With This Prosthesis, Amputees Can Have Feelings Like A Real Arm
Anita
Researchers have developed an artificial hand that allows amputees to regain their proprioception.
Scientists have made a prosthesis with which users can feel where it is as well as the fingers' positions. The improvement probably helps the amputees to use their artificial hands more naturally and effectively.
Amputees face many difficulties due to prosthesis rejection. Therefore, many of them do not use these prosthetic mechanical or electronic devices in their life because they can become complicated. In fact, prosthesis devices do not have true sensation or even if they do, it is nowhere near the level that people had before.
It is known that temperature and touch detection plays an important role, but it is more essential to simply know the positions of the limbs and what they are doing.

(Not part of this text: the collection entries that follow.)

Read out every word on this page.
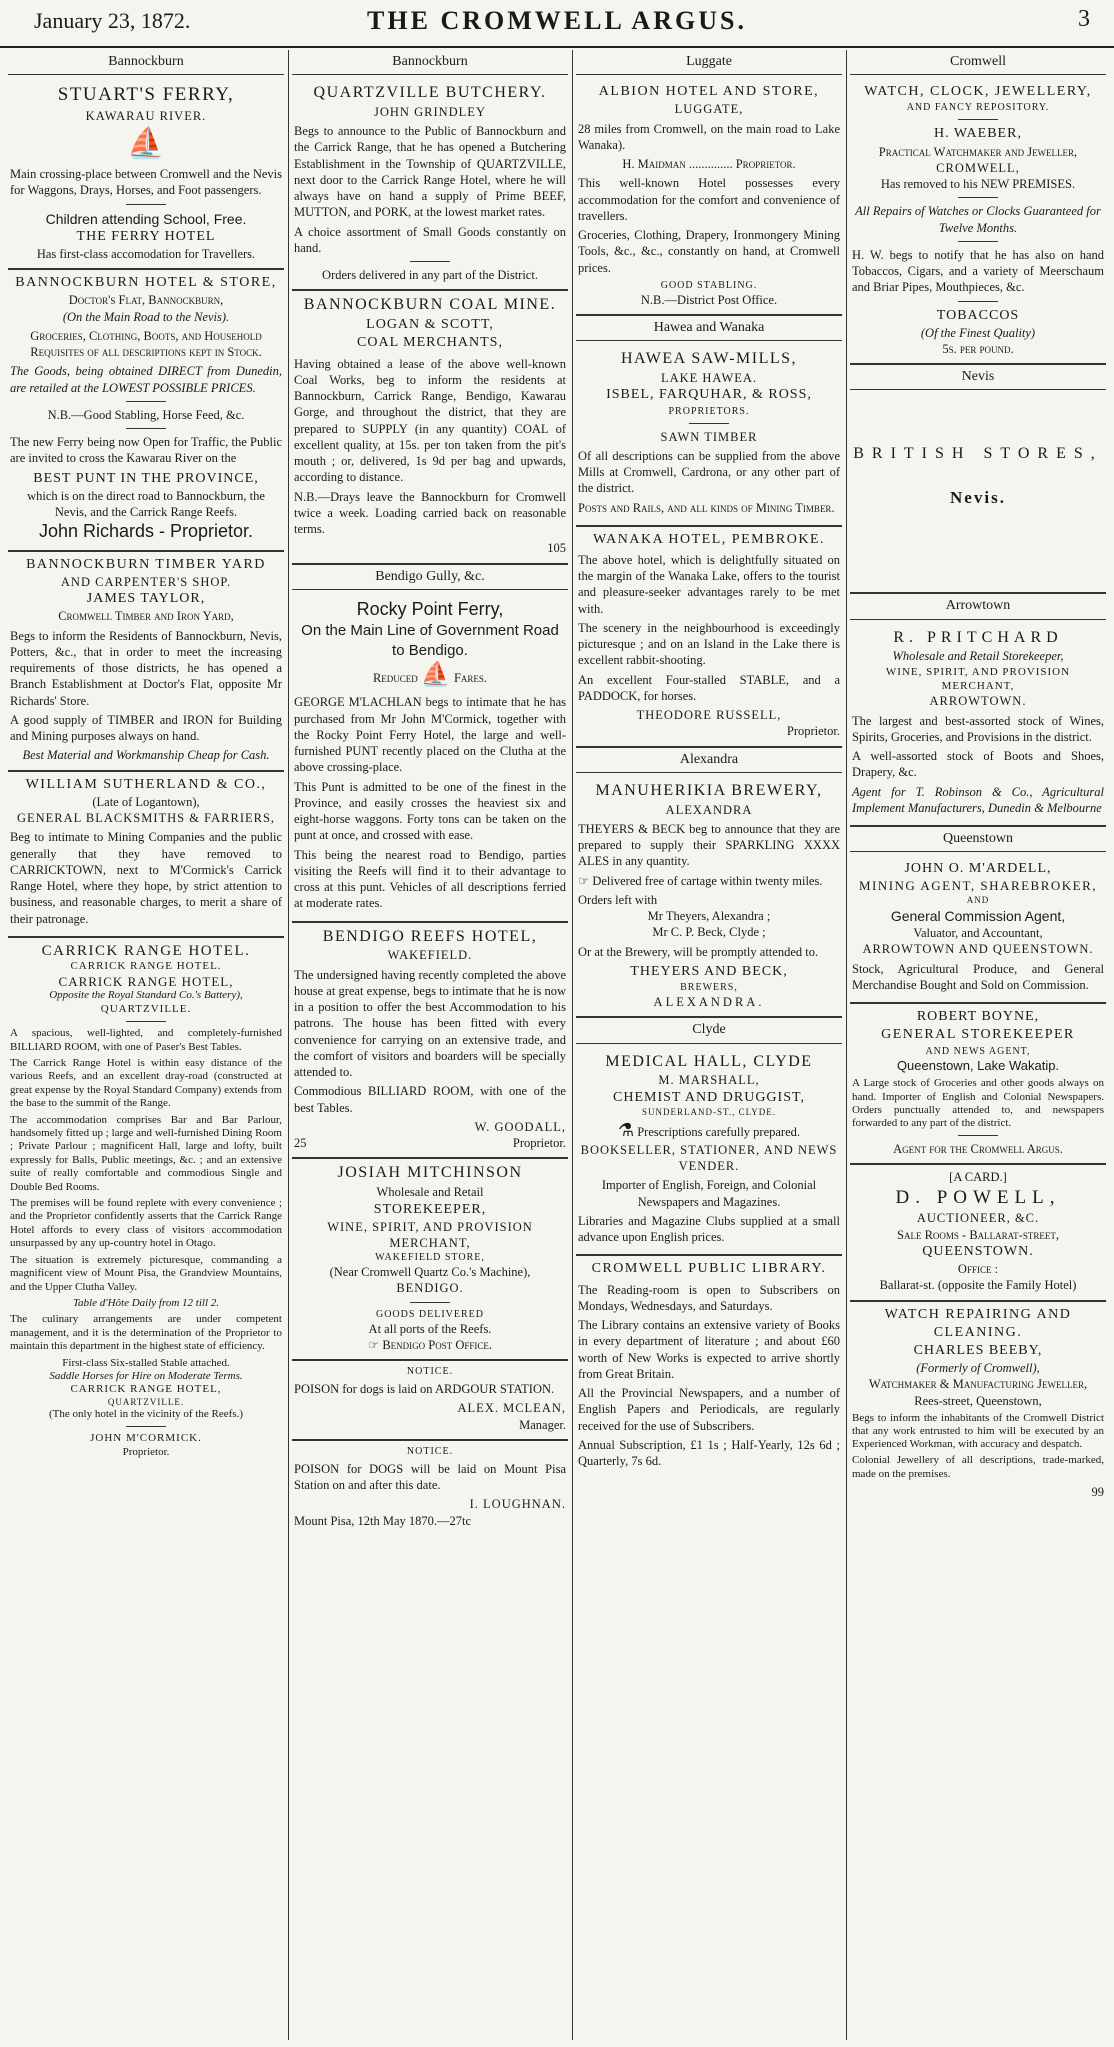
January 23, 1872.	THE CROMWELL ARGUS.	3
Bannockburn
STUART'S FERRY,
KAWARAU RIVER.
⛵

Main crossing-place between Cromwell and the Nevis for Waggons, Drays, Horses, and Foot passengers.

Children attending School, Free.
THE FERRY HOTEL
Has first-class accomodation for Travellers.
BANNOCKBURN HOTEL & STORE,
Doctor's Flat, Bannockburn,
(On the Main Road to the Nevis).

Groceries, Clothing, Boots, and Household Requisites of all descriptions kept in Stock.

The Goods, being obtained DIRECT from Dunedin, are retailed at the LOWEST POSSIBLE PRICES.

N.B.—Good Stabling, Horse Feed, &c.

The new Ferry being now Open for Traffic, the Public are invited to cross the Kawarau River on the

BEST PUNT IN THE PROVINCE,
which is on the direct road to Bannockburn, the Nevis, and the Carrick Range Reefs.
John Richards - Proprietor.
BANNOCKBURN TIMBER YARD
AND CARPENTER'S SHOP.
JAMES TAYLOR,
Cromwell Timber and Iron Yard,

Begs to inform the Residents of Bannockburn, Nevis, Potters, &c., that in order to meet the increasing requirements of those districts, he has opened a Branch Establishment at Doctor's Flat, opposite Mr Richards' Store.

A good supply of TIMBER and IRON for Building and Mining purposes always on hand.

Best Material and Workmanship Cheap for Cash.
WILLIAM SUTHERLAND & CO.,
(Late of Logantown),
GENERAL BLACKSMITHS & FARRIERS,

Beg to intimate to Mining Companies and the public generally that they have removed to CARRICKTOWN, next to M'Cormick's Carrick Range Hotel, where they hope, by strict attention to business, and reasonable charges, to merit a share of their patronage.

CARRICK RANGE HOTEL.
CARRICK RANGE HOTEL.
CARRICK RANGE HOTEL,
Opposite the Royal Standard Co.'s Battery),
QUARTZVILLE.

A spacious, well-lighted, and completely-furnished BILLIARD ROOM, with one of Paser's Best Tables.

The Carrick Range Hotel is within easy distance of the various Reefs, and an excellent dray-road (constructed at great expense by the Royal Standard Company) extends from the base to the summit of the Range.

The accommodation comprises Bar and Bar Parlour, handsomely fitted up ; large and well-furnished Dining Room ; Private Parlour ; magnificent Hall, large and lofty, built expressly for Balls, Public meetings, &c. ; and an extensive suite of really comfortable and commodious Single and Double Bed Rooms.

The premises will be found replete with every convenience ; and the Proprietor confidently asserts that the Carrick Range Hotel affords to every class of visitors accommodation unsurpassed by any up-country hotel in Otago.

The situation is extremely picturesque, commanding a magnificent view of Mount Pisa, the Grandview Mountains, and the Upper Clutha Valley.

Table d'Hôte Daily from 12 till 2.

The culinary arrangements are under competent management, and it is the determination of the Proprietor to maintain this department in the highest state of efficiency.

First-class Six-stalled Stable attached.
Saddle Horses for Hire on Moderate Terms.
CARRICK RANGE HOTEL,
QUARTZVILLE.
(The only hotel in the vicinity of the Reefs.)
JOHN M'CORMICK.
Proprietor.
Bannockburn
QUARTZVILLE BUTCHERY.
JOHN GRINDLEY

Begs to announce to the Public of Bannockburn and the Carrick Range, that he has opened a Butchering Establishment in the Township of QUARTZVILLE, next door to the Carrick Range Hotel, where he will always have on hand a supply of Prime BEEF, MUTTON, and PORK, at the lowest market rates.

A choice assortment of Small Goods constantly on hand.

Orders delivered in any part of the District.
BANNOCKBURN COAL MINE.
LOGAN & SCOTT,
COAL MERCHANTS,

Having obtained a lease of the above well-known Coal Works, beg to inform the residents at Bannockburn, Carrick Range, Bendigo, Kawarau Gorge, and throughout the district, that they are prepared to SUPPLY (in any quantity) COAL of excellent quality, at 15s. per ton taken from the pit's mouth ; or, delivered, 1s 9d per bag and upwards, according to distance.

N.B.—Drays leave the Bannockburn for Cromwell twice a week. Loading carried back on reasonable terms.

105
Bendigo Gully, &c.
Rocky Point Ferry,
On the Main Line of Government Road to Bendigo.
Reduced ⛵ Fares.

GEORGE M'LACHLAN begs to intimate that he has purchased from Mr John M'Cormick, together with the Rocky Point Ferry Hotel, the large and well-furnished PUNT recently placed on the Clutha at the above crossing-place.

This Punt is admitted to be one of the finest in the Province, and easily crosses the heaviest six and eight-horse waggons. Forty tons can be taken on the punt at once, and crossed with ease.

This being the nearest road to Bendigo, parties visiting the Reefs will find it to their advantage to cross at this punt. Vehicles of all descriptions ferried at moderate rates.

BENDIGO REEFS HOTEL,
WAKEFIELD.

The undersigned having recently completed the above house at great expense, begs to intimate that he is now in a position to offer the best Accommodation to his patrons. The house has been fitted with every convenience for carrying on an extensive trade, and the comfort of visitors and boarders will be specially attended to.

Commodious BILLIARD ROOM, with one of the best Tables.

W. GOODALL,
25	Proprietor.
JOSIAH MITCHINSON
Wholesale and Retail
STOREKEEPER,
WINE, SPIRIT, AND PROVISION MERCHANT,
WAKEFIELD STORE,
(Near Cromwell Quartz Co.'s Machine),
BENDIGO.
GOODS DELIVERED
At all ports of the Reefs.
☞ Bendigo Post Office.
NOTICE.

POISON for dogs is laid on ARDGOUR STATION.

ALEX. MCLEAN,
Manager.
NOTICE.

POISON for DOGS will be laid on Mount Pisa Station on and after this date.

I. LOUGHNAN.
Mount Pisa, 12th May 1870.—27tc
Luggate
ALBION HOTEL AND STORE,
LUGGATE,

28 miles from Cromwell, on the main road to Lake Wanaka).

H. Maidman .............. Proprietor.

This well-known Hotel possesses every accommodation for the comfort and convenience of travellers.

Groceries, Clothing, Drapery, Ironmongery Mining Tools, &c., &c., constantly on hand, at Cromwell prices.

GOOD STABLING.
N.B.—District Post Office.
Hawea and Wanaka
HAWEA SAW-MILLS,
LAKE HAWEA.
ISBEL, FARQUHAR, & ROSS,
PROPRIETORS.
SAWN TIMBER

Of all descriptions can be supplied from the above Mills at Cromwell, Cardrona, or any other part of the district.

Posts and Rails, and all kinds of Mining Timber.

WANAKA HOTEL, PEMBROKE.

The above hotel, which is delightfully situated on the margin of the Wanaka Lake, offers to the tourist and pleasure-seeker advantages rarely to be met with.

The scenery in the neighbourhood is exceedingly picturesque ; and on an Island in the Lake there is excellent rabbit-shooting.

An excellent Four-stalled STABLE, and a PADDOCK, for horses.

THEODORE RUSSELL,
Proprietor.
Alexandra
MANUHERIKIA BREWERY,
ALEXANDRA

THEYERS & BECK beg to announce that they are prepared to supply their SPARKLING XXXX ALES in any quantity.

☞ Delivered free of cartage within twenty miles.

Orders left with
Mr Theyers, Alexandra ;
Mr C. P. Beck, Clyde ;

Or at the Brewery, will be promptly attended to.

THEYERS AND BECK,
BREWERS,
ALEXANDRA.
Clyde
MEDICAL HALL, CLYDE
M. MARSHALL,
CHEMIST AND DRUGGIST,
SUNDERLAND-ST., CLYDE.
⚗ Prescriptions carefully prepared.
BOOKSELLER, STATIONER, AND NEWS VENDER.

Importer of English, Foreign, and Colonial Newspapers and Magazines.

Libraries and Magazine Clubs supplied at a small advance upon English prices.

CROMWELL PUBLIC LIBRARY.

The Reading-room is open to Subscribers on Mondays, Wednesdays, and Saturdays.

The Library contains an extensive variety of Books in every department of literature ; and about £60 worth of New Works is expected to arrive shortly from Great Britain.

All the Provincial Newspapers, and a number of English Papers and Periodicals, are regularly received for the use of Subscribers.

Annual Subscription, £1 1s ; Half-Yearly, 12s 6d ; Quarterly, 7s 6d.

Cromwell
WATCH, CLOCK, JEWELLERY,
AND FANCY REPOSITORY.
H. WAEBER,
Practical Watchmaker and Jeweller,
CROMWELL,
Has removed to his NEW PREMISES.

All Repairs of Watches or Clocks Guaranteed for Twelve Months.

H. W. begs to notify that he has also on hand Tobaccos, Cigars, and a variety of Meerschaum and Briar Pipes, Mouthpieces, &c.

TOBACCOS
(Of the Finest Quality)
5s. per pound.
Nevis
BRITISH STORES,
Nevis.
Arrowtown
R. PRITCHARD
Wholesale and Retail Storekeeper,
WINE, SPIRIT, AND PROVISION MERCHANT,
ARROWTOWN.

The largest and best-assorted stock of Wines, Spirits, Groceries, and Provisions in the district.

A well-assorted stock of Boots and Shoes, Drapery, &c.

Agent for T. Robinson & Co., Agricultural Implement Manufacturers, Dunedin & Melbourne

Queenstown
JOHN O. M'ARDELL,
MINING AGENT, SHAREBROKER,
AND
General Commission Agent,
Valuator, and Accountant,
ARROWTOWN AND QUEENSTOWN.

Stock, Agricultural Produce, and General Merchandise Bought and Sold on Commission.

ROBERT BOYNE,
GENERAL STOREKEEPER
AND NEWS AGENT,
Queenstown, Lake Wakatip.

A Large stock of Groceries and other goods always on hand. Importer of English and Colonial Newspapers. Orders punctually attended to, and newspapers forwarded to any part of the district.

Agent for the Cromwell Argus.
[A CARD.]
D. POWELL,
AUCTIONEER, &C.
Sale Rooms - Ballarat-street,
QUEENSTOWN.
Office :
Ballarat-st. (opposite the Family Hotel)
WATCH REPAIRING AND CLEANING.
CHARLES BEEBY,
(Formerly of Cromwell),
Watchmaker & Manufacturing Jeweller,
Rees-street, Queenstown,

Begs to inform the inhabitants of the Cromwell District that any work entrusted to him will be executed by an Experienced Workman, with accuracy and despatch.

Colonial Jewellery of all descriptions, trade-marked, made on the premises.

99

Should you close the eyes, you are still able to tell how many you are holding up, where each digit is, whether they are gripping a big or small thing, etc. However, an artificial device or even the one integrated with your nerve system to give feedback cannot help you to know these above things. This means that users need to watch what they are doing all the time.
German, Italian and Swiss engineers and neurologists published details about their creation in the latest Science Robotics journal. It takes the current concept of transporting touch data to the brain via electrodes connected to the arm’s nerves and adapts it to give real-time feedback of proprioception.
Silvestro Micera from the École Polytechnique Fédérale de Lausanne said in the latest news release:
The researchers have spent a decade on engineering and demonstrating this possibility that is probably of huge benefit. Having an intuitive and natural understanding of your limbs’ positions could likely help artificial devices become much more comfortable and useful for the users.
The prosthetic hand sends its collected information to the brain via the pathways of nerves which would be sending touch normally to that area. However, it would be rather hard to really reproduce the pathways for the proprioception. Therefore, the team used sensory substitution instead. It uses other ways like usual touch to show modalities of different senses.
Image: TechCrunch
A simple example is a machine which touched your arm in a different place depending on the position of your hand. It is much finer in the matter concerning this research, but still essentially showing the position information as the touch information. It seems to be weird, but human brains are absolutely good at becoming adjusted to it.
As evidence, two amputees using this technique could determine the differences between four objects with different shapes which is being grasped with high accuracy (75%) and closed eyes. The opportunity would be 25%, which means that the sensation of holding objects with different sizes is very easy to know. Surprisingly, the scientists could add real touch feedback to the current pathways and people were not confused by it. Therefore, there is a precedent for multi-modal sensory feedback from a prosthesis limb.
It is known that the study still has clear limitations like the type and number of fingers that it could relay data from and the quality and kind of that information. And the process of the “installation” still seems invasive. However, although it is leading work, the research is still very global and iterative, developing by the small steps until all prosthetics, science, as well as a sudden, has made extremely important positive development. And the users of artificial limbs will also be making many big strides too.